In his early years, he was a big fan of playing and got started in minor league hockey in 1954 playing for the Hershey Bears and stayed with them over 16 seasons and was called up to the National Hockey League for a single game in 1955. During his first year with the Hershey Bears of the American Hockey League, he would go on to meet his future wife Rosemarie (Rose) Cherry née Madelyn Martini (born 1935 in Hershey, Pennsylvania). His ex-wife Rose was hugely influential in Don’s life and due to Don’s minor-league hockey lifestyle, the family moved 53 times; they rarely had decent housing or furnishings, and Don was often away playing during major events, such as the birth of their daughter and first child, Cindy Cherry.
Sadly, Rose died of liver cancer on June 1, 1997 and in honour of her perseverance, Don created Rose Cherry’s Home for Kids.

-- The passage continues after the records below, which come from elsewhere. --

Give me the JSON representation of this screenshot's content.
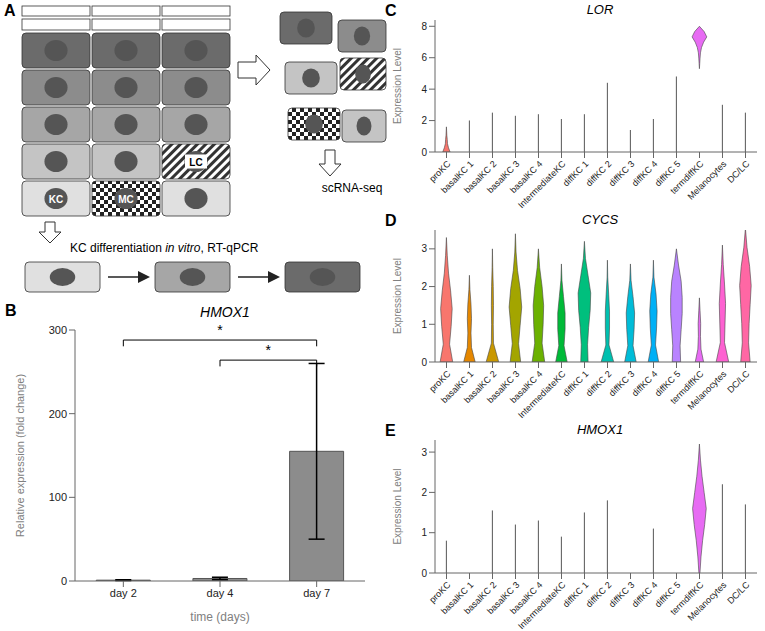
{
  "diagram": {
    "panel": "A",
    "kc_label": "KC",
    "mc_label": "MC",
    "lc_label": "LC",
    "scrna_label": "scRNA-seq",
    "diff_label": [
      "KC differentiation ",
      "in vitro",
      ", RT-qPCR"
    ]
  },
  "chart_data": [
    {
      "panel": "B",
      "type": "bar",
      "title": "HMOX1",
      "categories": [
        "day 2",
        "day 4",
        "day 7"
      ],
      "values": [
        1,
        3,
        155
      ],
      "errors": [
        0.5,
        1.5,
        105
      ],
      "color": "#8c8c8c",
      "ylim": [
        0,
        300
      ],
      "yticks": [
        0,
        100,
        200,
        300
      ],
      "x_label": "time (days)",
      "y_label": "Relative expression (fold change)",
      "annotations": [
        {
          "from": "day 2",
          "to": "day 7",
          "text": "*"
        },
        {
          "from": "day 4",
          "to": "day 7",
          "text": "*"
        }
      ]
    },
    {
      "panel": "C",
      "type": "violin",
      "title": "LOR",
      "y_label": "Expression Level",
      "categories": [
        "proKC",
        "basalKC 1",
        "basalKC 2",
        "basalKC 3",
        "basalKC 4",
        "IntermediateKC",
        "diffKC 1",
        "diffKC 2",
        "diffKC 3",
        "diffKC 4",
        "diffKC 5",
        "termdiffKC",
        "Melanocytes",
        "DC/LC"
      ],
      "colors": [
        "#F8766D",
        "#E58700",
        "#C99800",
        "#A3A500",
        "#6BB100",
        "#00BA38",
        "#00BF7D",
        "#00C0AF",
        "#00BCD8",
        "#00B0F6",
        "#B983FF",
        "#E76BF3",
        "#FD61D1",
        "#FF67A4"
      ],
      "ylim": [
        0,
        8.4
      ],
      "yticks": [
        0,
        2,
        4,
        6,
        8
      ],
      "violins": [
        {
          "min": 0,
          "max": 1.6,
          "density": [
            0.35,
            0.2,
            0.1,
            0.08,
            0.04,
            0.02,
            0
          ]
        },
        {
          "min": 0,
          "max": 2.0,
          "density": [
            0,
            0
          ]
        },
        {
          "min": 0,
          "max": 2.5,
          "density": [
            0,
            0
          ]
        },
        {
          "min": 0,
          "max": 2.3,
          "density": [
            0,
            0
          ]
        },
        {
          "min": 0,
          "max": 2.4,
          "density": [
            0,
            0
          ]
        },
        {
          "min": 0,
          "max": 2.1,
          "density": [
            0,
            0
          ]
        },
        {
          "min": 0,
          "max": 2.4,
          "density": [
            0,
            0
          ]
        },
        {
          "min": 0,
          "max": 4.4,
          "density": [
            0,
            0
          ]
        },
        {
          "min": 0,
          "max": 1.4,
          "density": [
            0,
            0
          ]
        },
        {
          "min": 0,
          "max": 2.1,
          "density": [
            0,
            0
          ]
        },
        {
          "min": 0,
          "max": 4.8,
          "density": [
            0,
            0
          ]
        },
        {
          "min": 5.3,
          "max": 8.0,
          "density": [
            0,
            0.03,
            0.06,
            0.1,
            0.2,
            0.4,
            0.7,
            0.45,
            0
          ]
        },
        {
          "min": 0,
          "max": 3.0,
          "density": [
            0,
            0
          ]
        },
        {
          "min": 0,
          "max": 2.5,
          "density": [
            0,
            0
          ]
        }
      ]
    },
    {
      "panel": "D",
      "type": "violin",
      "title": "CYCS",
      "y_label": "Expression Level",
      "categories": [
        "proKC",
        "basalKC 1",
        "basalKC 2",
        "basalKC 3",
        "basalKC 4",
        "IntermediateKC",
        "diffKC 1",
        "diffKC 2",
        "diffKC 3",
        "diffKC 4",
        "diffKC 5",
        "termdiffKC",
        "Melanocytes",
        "DC/LC"
      ],
      "colors": [
        "#F8766D",
        "#E58700",
        "#C99800",
        "#A3A500",
        "#6BB100",
        "#00BA38",
        "#00BF7D",
        "#00C0AF",
        "#00BCD8",
        "#00B0F6",
        "#B983FF",
        "#E76BF3",
        "#FD61D1",
        "#FF67A4"
      ],
      "ylim": [
        0,
        3.5
      ],
      "yticks": [
        0,
        1,
        2,
        3
      ],
      "violins": [
        {
          "min": 0,
          "max": 3.3,
          "density": [
            0.6,
            0.3,
            0.45,
            0.55,
            0.4,
            0.2,
            0.08,
            0
          ]
        },
        {
          "min": 0,
          "max": 2.3,
          "density": [
            0.55,
            0.2,
            0.15,
            0.2,
            0.15,
            0.05,
            0
          ]
        },
        {
          "min": 0,
          "max": 3.0,
          "density": [
            0.6,
            0.1,
            0.08,
            0.1,
            0.08,
            0.03,
            0
          ]
        },
        {
          "min": 0,
          "max": 3.4,
          "density": [
            0.5,
            0.3,
            0.45,
            0.6,
            0.45,
            0.2,
            0.06,
            0
          ]
        },
        {
          "min": 0,
          "max": 3.0,
          "density": [
            0.6,
            0.35,
            0.45,
            0.5,
            0.35,
            0.12,
            0
          ]
        },
        {
          "min": 0,
          "max": 2.6,
          "density": [
            0.55,
            0.25,
            0.35,
            0.35,
            0.2,
            0.05,
            0
          ]
        },
        {
          "min": 0,
          "max": 3.2,
          "density": [
            0.35,
            0.3,
            0.4,
            0.55,
            0.6,
            0.35,
            0.1,
            0
          ]
        },
        {
          "min": 0,
          "max": 2.7,
          "density": [
            0.6,
            0.15,
            0.2,
            0.2,
            0.12,
            0.03,
            0
          ]
        },
        {
          "min": 0,
          "max": 2.6,
          "density": [
            0.55,
            0.25,
            0.35,
            0.4,
            0.25,
            0.06,
            0
          ]
        },
        {
          "min": 0,
          "max": 2.7,
          "density": [
            0.5,
            0.2,
            0.3,
            0.35,
            0.25,
            0.05,
            0
          ]
        },
        {
          "min": 0,
          "max": 3.0,
          "density": [
            0.4,
            0.35,
            0.45,
            0.55,
            0.55,
            0.45,
            0.2,
            0
          ]
        },
        {
          "min": 0,
          "max": 1.7,
          "density": [
            0.4,
            0.15,
            0.1,
            0.12,
            0.06,
            0
          ]
        },
        {
          "min": 0,
          "max": 3.1,
          "density": [
            0.6,
            0.2,
            0.25,
            0.3,
            0.2,
            0.08,
            0
          ]
        },
        {
          "min": 0,
          "max": 3.55,
          "density": [
            0.45,
            0.3,
            0.35,
            0.45,
            0.55,
            0.4,
            0.15,
            0
          ]
        }
      ]
    },
    {
      "panel": "E",
      "type": "violin",
      "title": "HMOX1",
      "y_label": "Expression Level",
      "categories": [
        "proKC",
        "basalKC 1",
        "basalKC 2",
        "basalKC 3",
        "basalKC 4",
        "IntermediateKC",
        "diffKC 1",
        "diffKC 2",
        "diffKC 3",
        "diffKC 4",
        "diffKC 5",
        "termdiffKC",
        "Melanocytes",
        "DC/LC"
      ],
      "colors": [
        "#F8766D",
        "#E58700",
        "#C99800",
        "#A3A500",
        "#6BB100",
        "#00BA38",
        "#00BF7D",
        "#00C0AF",
        "#00BCD8",
        "#00B0F6",
        "#B983FF",
        "#E76BF3",
        "#FD61D1",
        "#FF67A4"
      ],
      "ylim": [
        0,
        3.3
      ],
      "yticks": [
        0,
        1,
        2,
        3
      ],
      "violins": [
        {
          "min": 0,
          "max": 0.8,
          "density": [
            0,
            0
          ]
        },
        {
          "min": 0,
          "max": 0,
          "density": [
            0,
            0
          ]
        },
        {
          "min": 0,
          "max": 1.55,
          "density": [
            0,
            0
          ]
        },
        {
          "min": 0,
          "max": 1.2,
          "density": [
            0,
            0
          ]
        },
        {
          "min": 0,
          "max": 1.3,
          "density": [
            0,
            0
          ]
        },
        {
          "min": 0,
          "max": 0.9,
          "density": [
            0,
            0
          ]
        },
        {
          "min": 0,
          "max": 1.5,
          "density": [
            0,
            0
          ]
        },
        {
          "min": 0,
          "max": 1.8,
          "density": [
            0,
            0
          ]
        },
        {
          "min": 0,
          "max": 0,
          "density": [
            0,
            0
          ]
        },
        {
          "min": 0,
          "max": 1.1,
          "density": [
            0,
            0
          ]
        },
        {
          "min": 0,
          "max": 0,
          "density": [
            0,
            0
          ]
        },
        {
          "min": 0,
          "max": 3.2,
          "density": [
            0.05,
            0.15,
            0.3,
            0.5,
            0.65,
            0.45,
            0.25,
            0.1,
            0
          ]
        },
        {
          "min": 0,
          "max": 2.2,
          "density": [
            0,
            0
          ]
        },
        {
          "min": 0,
          "max": 1.7,
          "density": [
            0,
            0
          ]
        }
      ]
    }
  ]
}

When Don quit hockey in 1969, it wouldn’t last long because he came back briefly as a player in 1971 and then as a coach in 1972. He worked for the Boston Bruins, followed by the Colorado Rockies — it was from this latter position that he was fired and then left the National Hockey League for good in 1980. That same year, he started appearing on a segment called Coach’s Corner on Hockey Night in Canada.
After this gig, we have been listening to the man in our living rooms making him one of the most common household names in Canada to hockey fans. Funnily, the same popularity and reach would great sparks of controversy that would go on to end his career.